In another expansive move, ECAM ha launched a summer audiovisual literacy campaign targeting 8 to 17-year-olds.

“We’re going through a deep transformation process. Where are we heading in industrial terms? And where are new generations heading? Both will condition each other. Audiovisual literacy is the key,” said ECAM director Gonzalo Salazar-Simpson said. ECAM is also providing audiovisual training for educators in Spain.

Selected Incubator projects received €10,000 ($11,300 )for development, as well as— crucially— assistance and guidance from prestigious Spanish filmmakers and industry experts such as: Paco Plaza (“[REC]”); Marisa Fernández Armenteros, a producer at Mediapro; Borja Cobeaga (“Spanish Affair”); Nahikari Ipiña, Nacho Vigalondo’s creative partner and producer at Sayaka; director-producer Ibon Cormenzana (“The Tottenwackers”) at Barcelona’s Arcadia Motion Pictures; and cinema teacher and short filmmaker Natalia Marín Sancho (“New Madrid”). Projects are monitored from late February through June.

The team of tutors also includes scriptwriters Valentina Viso (Mar Coll’s “Three Days with the Family”) and Diego San José (“Spanish Affair”), producers Koldo Zuazua at Kowalski Films (Jon Garaño’s “Handia”), Felipe Lage at Zeitun Films (Oliver Laxe’s “Mimosas”) and Susana Herreras (TV show “Crematorium”), and directors Mar Coll (“Three Days with the Family”), Luis López Carrasco (“El futuro”) and Alberto Rodríguez (“Marshland”).
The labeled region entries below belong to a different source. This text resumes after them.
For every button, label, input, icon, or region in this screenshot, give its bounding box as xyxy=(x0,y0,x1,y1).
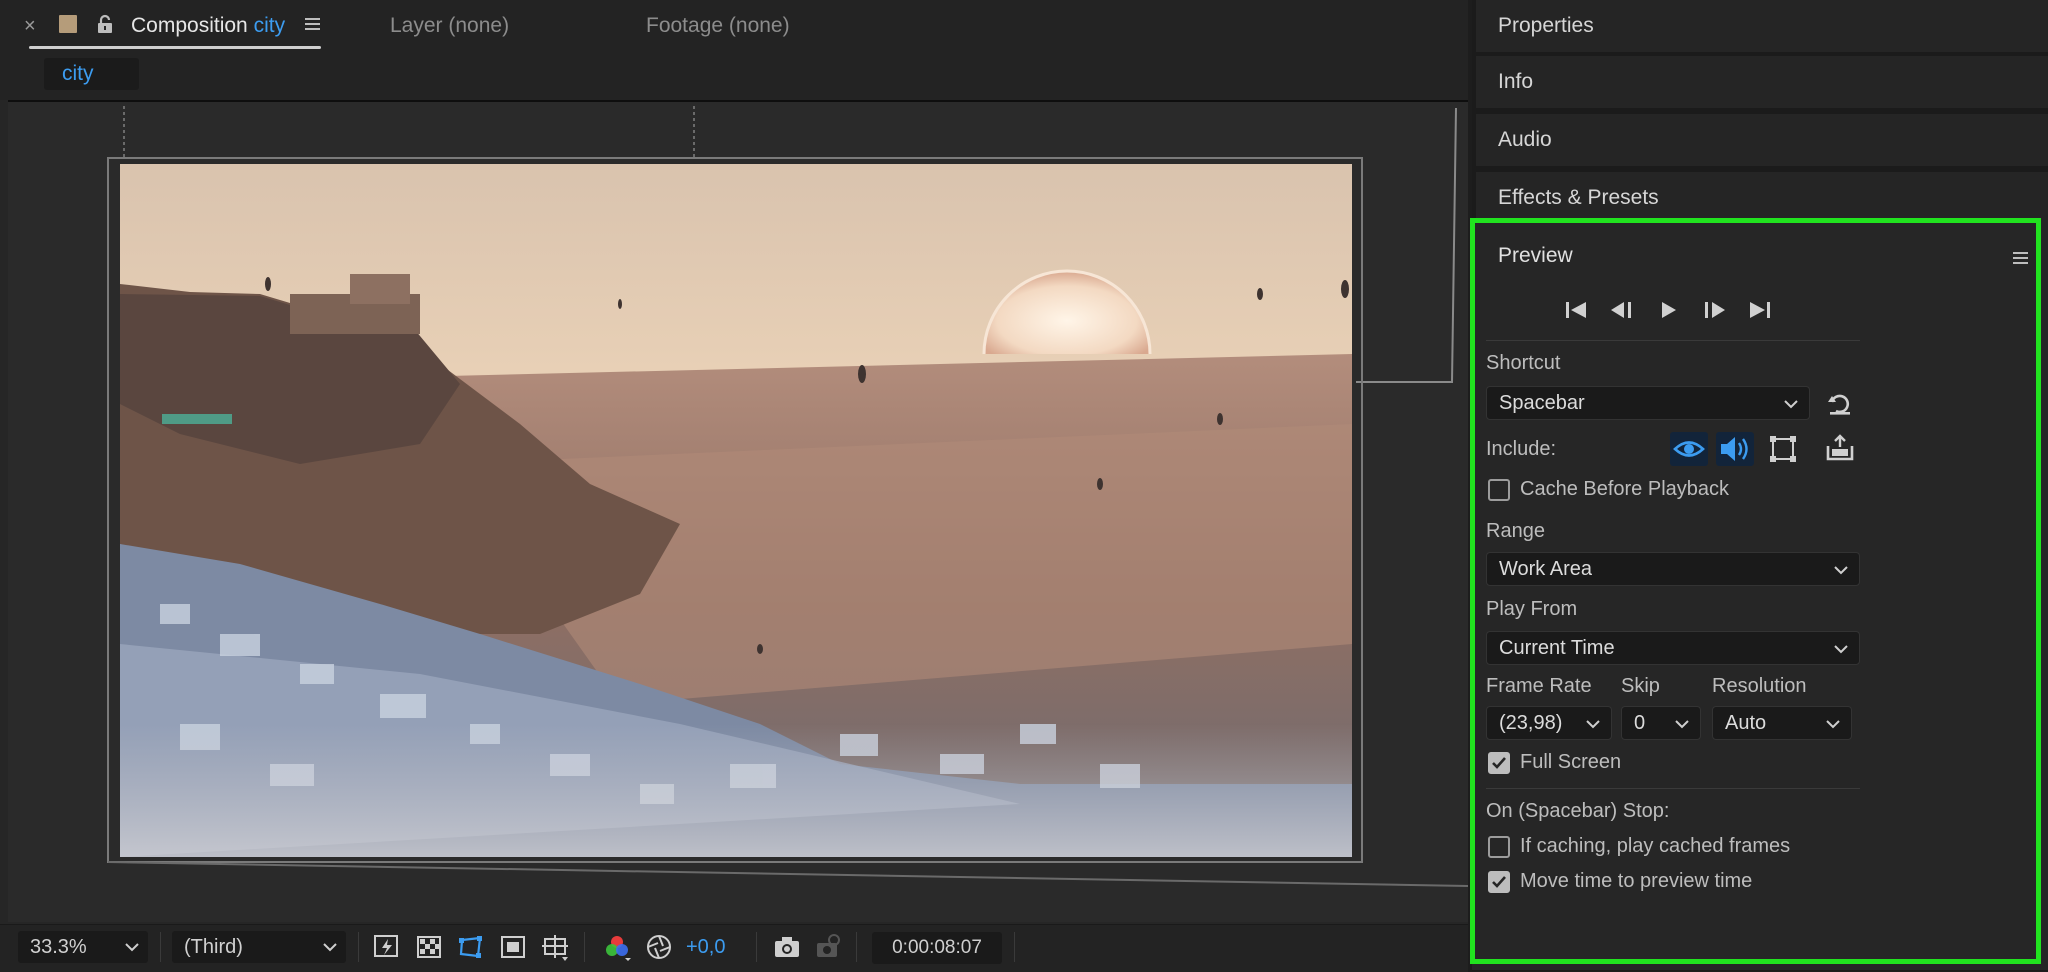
toolbar-separator xyxy=(358,932,359,962)
composition-tab-title[interactable]: Composition city xyxy=(131,14,285,38)
previous-frame-icon[interactable] xyxy=(1608,298,1636,322)
channel-rgb-icon[interactable] xyxy=(602,932,632,962)
frame-rate-dropdown[interactable]: (23,98) xyxy=(1486,706,1612,740)
if-caching-label: If caching, play cached frames xyxy=(1520,835,1791,857)
resolution-value: (Third) xyxy=(184,936,243,958)
resolution-label: Resolution xyxy=(1712,675,1807,697)
panel-properties[interactable]: Properties xyxy=(1476,0,2048,52)
play-from-label: Play From xyxy=(1486,598,1578,620)
panel-menu-icon[interactable] xyxy=(2012,250,2030,266)
first-frame-icon[interactable] xyxy=(1562,298,1590,322)
composition-color-swatch-icon xyxy=(59,15,77,33)
full-screen-label: Full Screen xyxy=(1520,751,1622,773)
breadcrumb-city[interactable]: city xyxy=(44,58,139,90)
include-overlays-icon[interactable] xyxy=(1764,432,1802,466)
cache-before-playback-label: Cache Before Playback xyxy=(1520,478,1730,500)
export-output-icon[interactable] xyxy=(1822,432,1860,466)
full-screen-checkbox[interactable] xyxy=(1488,752,1510,774)
tab-footage[interactable]: Footage (none) xyxy=(646,14,790,38)
active-tab-underline xyxy=(29,46,321,49)
move-time-checkbox[interactable] xyxy=(1488,871,1510,893)
breadcrumb-bar xyxy=(0,54,1468,100)
chevron-down-icon xyxy=(1834,645,1848,654)
last-frame-icon[interactable] xyxy=(1746,298,1774,322)
divider xyxy=(1486,340,1860,341)
include-audio-speaker-icon[interactable] xyxy=(1716,432,1754,466)
reset-exposure-icon[interactable] xyxy=(644,932,674,962)
transparency-grid-icon[interactable] xyxy=(414,932,444,962)
skip-value: 0 xyxy=(1634,712,1646,734)
shortcut-value: Spacebar xyxy=(1499,392,1585,414)
zoom-dropdown[interactable]: 33.3% xyxy=(18,931,148,963)
tab-layer[interactable]: Layer (none) xyxy=(390,14,509,38)
skip-label: Skip xyxy=(1621,675,1660,697)
play-from-value: Current Time xyxy=(1499,637,1615,659)
frame-rate-label: Frame Rate xyxy=(1486,675,1592,697)
chevron-down-icon xyxy=(125,943,139,952)
resolution-auto-value: Auto xyxy=(1725,712,1767,734)
lock-icon[interactable] xyxy=(96,14,114,34)
next-frame-icon[interactable] xyxy=(1700,298,1728,322)
chevron-down-icon xyxy=(1675,720,1689,729)
toolbar-separator xyxy=(856,932,857,962)
grid-guides-icon[interactable] xyxy=(540,932,570,962)
chevron-down-icon xyxy=(1834,566,1848,575)
frame-rate-value: (23,98) xyxy=(1499,712,1563,734)
on-stop-label: On (Spacebar) Stop: xyxy=(1486,800,1670,822)
resolution-dropdown[interactable]: Auto xyxy=(1712,706,1852,740)
include-video-eye-icon[interactable] xyxy=(1670,432,1708,466)
skip-dropdown[interactable]: 0 xyxy=(1621,706,1701,740)
toolbar-separator xyxy=(160,932,161,962)
take-snapshot-icon[interactable] xyxy=(772,932,802,962)
close-tab-icon[interactable]: × xyxy=(24,14,44,38)
shortcut-dropdown[interactable]: Spacebar xyxy=(1486,386,1810,420)
tab-menu-icon[interactable] xyxy=(304,16,322,32)
chevron-down-icon xyxy=(1826,720,1840,729)
range-label: Range xyxy=(1486,520,1545,542)
zoom-value: 33.3% xyxy=(30,936,87,958)
reset-shortcut-icon[interactable] xyxy=(1826,390,1854,418)
cache-before-playback-checkbox[interactable] xyxy=(1488,479,1510,501)
toolbar-separator xyxy=(584,932,585,962)
mask-path-visibility-icon[interactable] xyxy=(456,932,486,962)
panel-info[interactable]: Info xyxy=(1476,56,2048,108)
region-of-interest-icon[interactable] xyxy=(498,932,528,962)
exposure-value[interactable]: +0,0 xyxy=(686,936,725,959)
range-dropdown[interactable]: Work Area xyxy=(1486,552,1860,586)
composition-tab-prefix: Composition xyxy=(131,14,248,37)
toolbar-separator xyxy=(756,932,757,962)
range-value: Work Area xyxy=(1499,558,1592,580)
divider xyxy=(1486,788,1860,789)
if-caching-checkbox[interactable] xyxy=(1488,836,1510,858)
chevron-down-icon xyxy=(1586,720,1600,729)
preview-panel-title[interactable]: Preview xyxy=(1498,244,1573,268)
panel-audio[interactable]: Audio xyxy=(1476,114,2048,166)
move-time-label: Move time to preview time xyxy=(1520,870,1753,892)
current-time-display[interactable]: 0:00:08:07 xyxy=(872,932,1002,964)
show-snapshot-icon[interactable] xyxy=(814,932,844,962)
chevron-down-icon xyxy=(1784,400,1798,409)
shortcut-label: Shortcut xyxy=(1486,352,1561,374)
checkmark-icon xyxy=(1492,876,1506,888)
composition-tab-name: city xyxy=(253,14,286,37)
resolution-dropdown[interactable]: (Third) xyxy=(172,931,346,963)
chevron-down-icon xyxy=(323,943,337,952)
checkmark-icon xyxy=(1492,757,1506,769)
panel-effects-presets[interactable]: Effects & Presets xyxy=(1476,172,2048,224)
include-label: Include: xyxy=(1486,438,1557,460)
play-from-dropdown[interactable]: Current Time xyxy=(1486,631,1860,665)
fast-previews-icon[interactable] xyxy=(372,932,402,962)
toolbar-separator xyxy=(1014,932,1015,962)
composition-frame-image xyxy=(120,164,1352,857)
play-icon[interactable] xyxy=(1654,298,1682,322)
Open to feature films , including animation, live-action, documentaries, The Incubator targets emerging Spanish producers. To be eligible for participation a project’s director must have been confirmed, the project must be their first, second or third feature; and a version of the screenplay version needs to be attached to the project which must have initiated development. Another key criteria for eligibility is the promotion of diversity and female leadership in both production and direction.

The 2019 ECAM Incubator sessions ran from February through late June.